Bureau de poste et station d'essence de Russell.

Une attaque à caractère raciste envers un garçon noir de 10 ans ébranle la communauté du Canton de Russell .

Photo : Radio-Canada / Jean Delisle

Radio-Canada

Dans le Canton de Russell, la mère d'un enfant noir de 10 ans affirme qu'elle ne se sent plus en sécurité dans sa communauté depuis que son fils a été violemment agressé par deux garçons blancs dans l'après-midi du 22 septembre.

Mon fils est traumatisé... Il ne dort pas, a déclaré la mère. Il continue de revivre le moment où ce garçon lui a cassé le bras.

La mère, que Radio-Canada n'identifie pas pour protéger la vie privée du jeune garçon, a confirmé dans une entrevue des informations publiées sur les médias sociaux.

Dans l'une de ces publications, il est écrit que son fils faisait du vélo avec un ami dans le village de l'est de l'Ontario lorsqu'ils ont croisé deux garçons blancs de leur âge. L’un d’eux aurait appelé à plusieurs reprises le garçon par le mot commençant par n.

Quand son ami aurait dit aux autres d'arrêter, les garçons blancs auraient attaqué le garçon noir. L'un d'eux l'aurait frappé à la jambe avec un scooter tandis que l'autre aurait sauté sur son bras, le cassant à deux endroits, indique la publication.

Je veux en parler, parce que je veux ouvrir les yeux de la communauté sur le fait que ces choses se produisent, a déclaré la mère du garçon.

Image du marché des agriculteurs de Russell devant une rue.

Une attaque à caractère raciste envers un garçon noir de 10 ans ébranle le Canton de Russell dans l'est ontarien.

Photo : Radio-Canada / Jean Delisle

Bouleversée par la réponse de la police

La mère est également frustrée contre la Police provinciale de l'Ontario (PPO) pour la façon dont ils ont traité ce qu'elle qualifie de crime haineux.

Elle a déclaré que la police avait tardé à répondre à l'incident et que, lorsqu'un policier a appelé, quatre heures après son premier appel, ce dernier était condescendant.

L’officier en question lui aurait dit que la violente altercation était consensuelle et que ce n'est pas un crime d'appeler quelqu'un par le "mot commençant par n".

Le porte-parole de la PPO, Bill Dickson, a confirmé que la police avait répondu à ce qu'il a appelé une bagarre entre deux groupes de jeunes.

Un porte-parole de la Police provinciale de l'Ontario devant une scène de crime et une voiture de la PPO parle aux médias.

Le porte-parole de la Police provinciale de l'Ontario, Bill Dickson

Photo : Radio-Canada

Nous sommes conscients que l'incident aurait commencé par une insulte raciale, mais nous ne pouvons pas spéculer sur plusieurs autres détails.

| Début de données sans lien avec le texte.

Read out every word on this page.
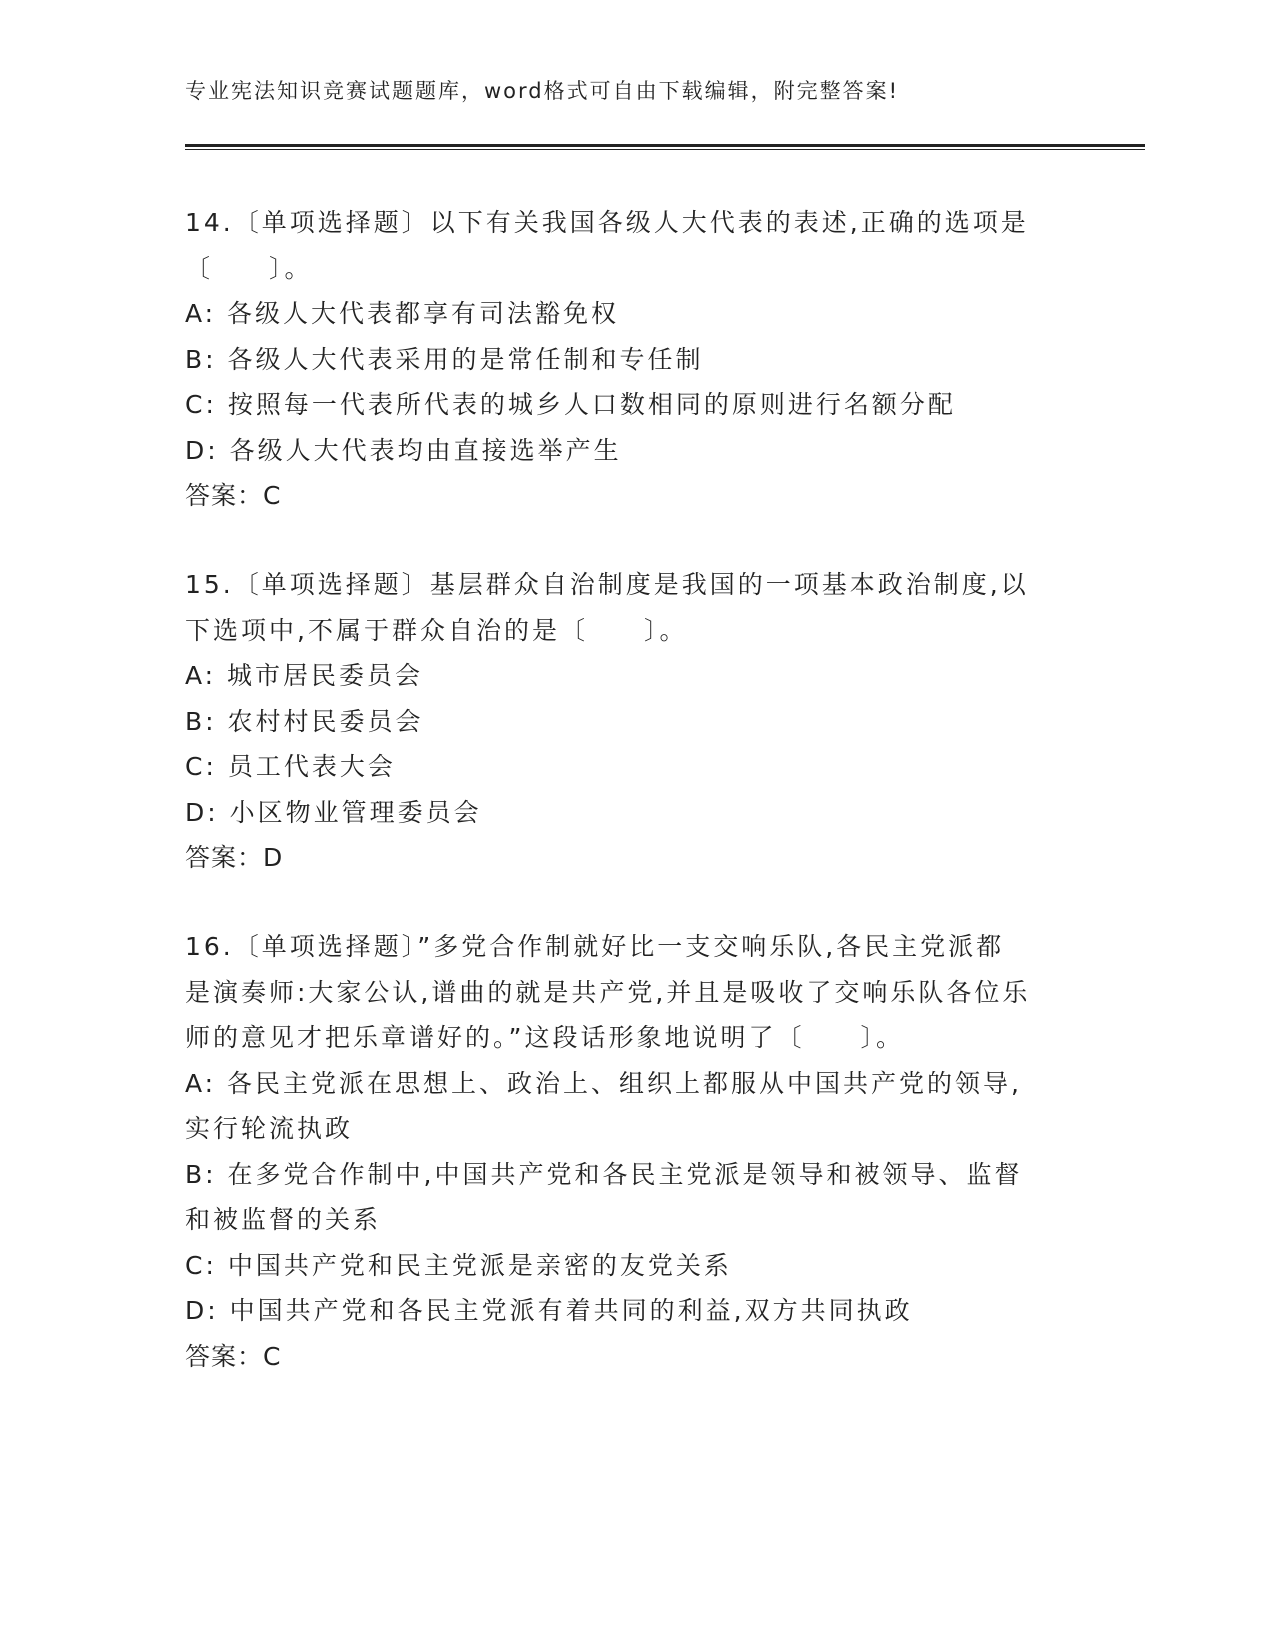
专业宪法知识竞赛试题题库，word格式可自由下载编辑，附完整答案!
14.〔单项选择题〕以下有关我国各级人大代表的表述,正确的选项是
〔　　〕。
A: 各级人大代表都享有司法豁免权
B: 各级人大代表采用的是常任制和专任制
C: 按照每一代表所代表的城乡人口数相同的原则进行名额分配
D: 各级人大代表均由直接选举产生
答案：C
15.〔单项选择题〕基层群众自治制度是我国的一项基本政治制度,以
下选项中,不属于群众自治的是〔　　〕。
A: 城市居民委员会
B: 农村村民委员会
C: 员工代表大会
D: 小区物业管理委员会
答案：D
16.〔单项选择题〕”多党合作制就好比一支交响乐队,各民主党派都
是演奏师:大家公认,谱曲的就是共产党,并且是吸收了交响乐队各位乐
师的意见才把乐章谱好的。”这段话形象地说明了〔　　〕。
A: 各民主党派在思想上、政治上、组织上都服从中国共产党的领导,
实行轮流执政
B: 在多党合作制中,中国共产党和各民主党派是领导和被领导、监督
和被监督的关系
C: 中国共产党和民主党派是亲密的友党关系
D: 中国共产党和各民主党派有着共同的利益,双方共同执政
答案：C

Bill Dickson, Police provinciale de l'Ontario

Même si une enquête est en cours, M. Dickson a déclaré qu'aucune personne impliquée ne ferait face à des accusations, parce que la loi canadienne empêche la poursuite d'enfants de moins de 12 ans.

L'agent Dickson a déclaré que la police avait contacté les deux familles et qu'ils avaient accepté d'engager des services de soutien communautaire pour essayer de travailler avec les familles, en particulier les enfants, pour les éduquer sur ce qui a déraillé lors de l’incident et comment faire en sorte qu'une telle situation ne se reproduise plus.

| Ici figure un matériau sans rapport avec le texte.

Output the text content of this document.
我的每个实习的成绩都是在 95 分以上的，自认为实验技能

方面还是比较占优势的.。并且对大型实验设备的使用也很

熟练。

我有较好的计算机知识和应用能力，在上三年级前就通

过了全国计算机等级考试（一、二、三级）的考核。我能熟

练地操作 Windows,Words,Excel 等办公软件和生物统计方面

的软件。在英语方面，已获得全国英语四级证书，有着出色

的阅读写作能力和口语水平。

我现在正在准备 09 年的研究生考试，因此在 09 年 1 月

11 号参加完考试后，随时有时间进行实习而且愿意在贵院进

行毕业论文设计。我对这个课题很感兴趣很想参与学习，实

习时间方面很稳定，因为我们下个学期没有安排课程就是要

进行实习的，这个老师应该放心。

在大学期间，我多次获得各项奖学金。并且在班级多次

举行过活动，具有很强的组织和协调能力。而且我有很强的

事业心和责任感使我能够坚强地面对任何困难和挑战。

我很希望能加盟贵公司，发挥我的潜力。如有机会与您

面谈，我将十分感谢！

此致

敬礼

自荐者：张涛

La mère a dit à CBC qu'elle n'avait pas entendu parler de la police depuis la nuit de l'incident et qu'elle n'avait été contactée par aucun de ces services.

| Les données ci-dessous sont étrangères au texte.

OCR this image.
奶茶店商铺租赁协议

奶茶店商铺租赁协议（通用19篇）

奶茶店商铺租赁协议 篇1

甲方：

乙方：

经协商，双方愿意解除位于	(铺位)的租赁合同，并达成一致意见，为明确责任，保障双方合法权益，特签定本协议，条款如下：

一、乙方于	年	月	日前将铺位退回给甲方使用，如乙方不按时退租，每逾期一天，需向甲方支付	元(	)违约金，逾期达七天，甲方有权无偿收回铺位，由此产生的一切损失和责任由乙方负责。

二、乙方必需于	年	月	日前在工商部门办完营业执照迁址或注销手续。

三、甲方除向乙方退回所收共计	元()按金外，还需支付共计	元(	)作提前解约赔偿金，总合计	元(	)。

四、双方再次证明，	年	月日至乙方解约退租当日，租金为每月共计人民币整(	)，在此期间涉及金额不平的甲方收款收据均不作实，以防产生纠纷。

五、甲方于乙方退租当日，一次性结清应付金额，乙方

L’agent Dickson n’a pas voulu commenter le comportement individuel de l'agent intervenant.

Du racisme systémique selon un organisme

Robin Browne, de l'organisation 613-819 Black Hub, soutient la famille du garçon blessé depuis l'incident.

M. Browne dit avoir contacté au nom de la famille la direction du poste de la PPO de Russell et le directeur de l'école des assaillants présumés, pour demander des réunions en face à face. Ces derniers auraient toutefois tardé à répondre.

Portrait de l'homme dans un quartier résidentiel.

Robin Browne, de l'organisation de défense 613-819 Black Hub, soutient la famille du garçon blessé depuis l'incident.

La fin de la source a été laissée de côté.